The average runtime of ancIBD for a pair of imputed individuals on all 22 autosomes is about 25 seconds when using a single Intel Xeon E5–2697 v3 CPU with 2.60GHz (Fig. E1). As the number of pairs in a sample of n individuals grows as n(n – 1)/2, the runtime scales quadratically when screening all pairs of samples for IBD (Fig. E1). However, we note that due to the speed of a HMM forward-backward algorithm with 5 states requiring only a few multiplications and additions per locus, a large fraction of runtime per pair is due to loading the data (Fig. E1). Thus, an efficient strategy is to load a set of individuals into memory jointly, as then the loading time scales only linearly with the number of samples. This strategy, implemented in ancIBD, leads to hugely improved runtime per pair of samples in cases where many samples are loaded into memory and screened for pairwise IBD (Fig. E1). We observed that for batches of size 50 samples and when screening all 50·49/2 = 1225 pairs for IBD, the average runtime of ancIBD per imputed pair for all 22 chromosomes reduces to ca. 0.75 seconds. The asymptotic limit per sample pair, which is the runtime of the HMM and post-processing, is about 0.35 seconds on our architecture.

Results

We performed two sets of experiments to evaluate the quality of IBD calls of ancIBD at various coverages. First, we copied IBD segments of known length into pairs of genomes (as described in the section ”Setting Default Parameters of ancIBD). Second, we downsampled high-coverage empirical aDNA data. We describe both methods and our results in the following section.

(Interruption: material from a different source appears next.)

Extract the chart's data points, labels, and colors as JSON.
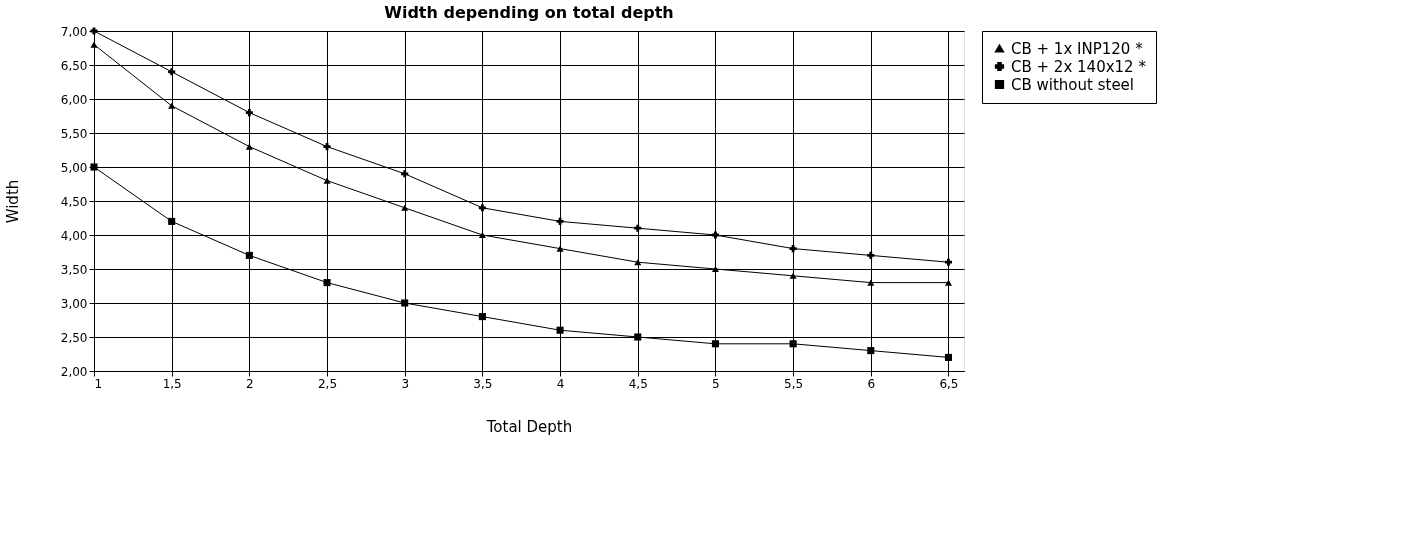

Performance on copied-in IBD segments

When applying ancIBD to the simulated data with copied-in IBD, we observed that the inferred IBD segments remain accurate and that their length distribution peaks around the true value for WGS data down to about 0.25x coverage, and for 1240k capture data down to 1x coverage at 1240k sites (Fig. 2). We found that ancIBD on average overestimates the length of IBD segments, but within the recommended coverage cutoff the length errors remain within ~1 cM (see Tab. E2, Tab. E3).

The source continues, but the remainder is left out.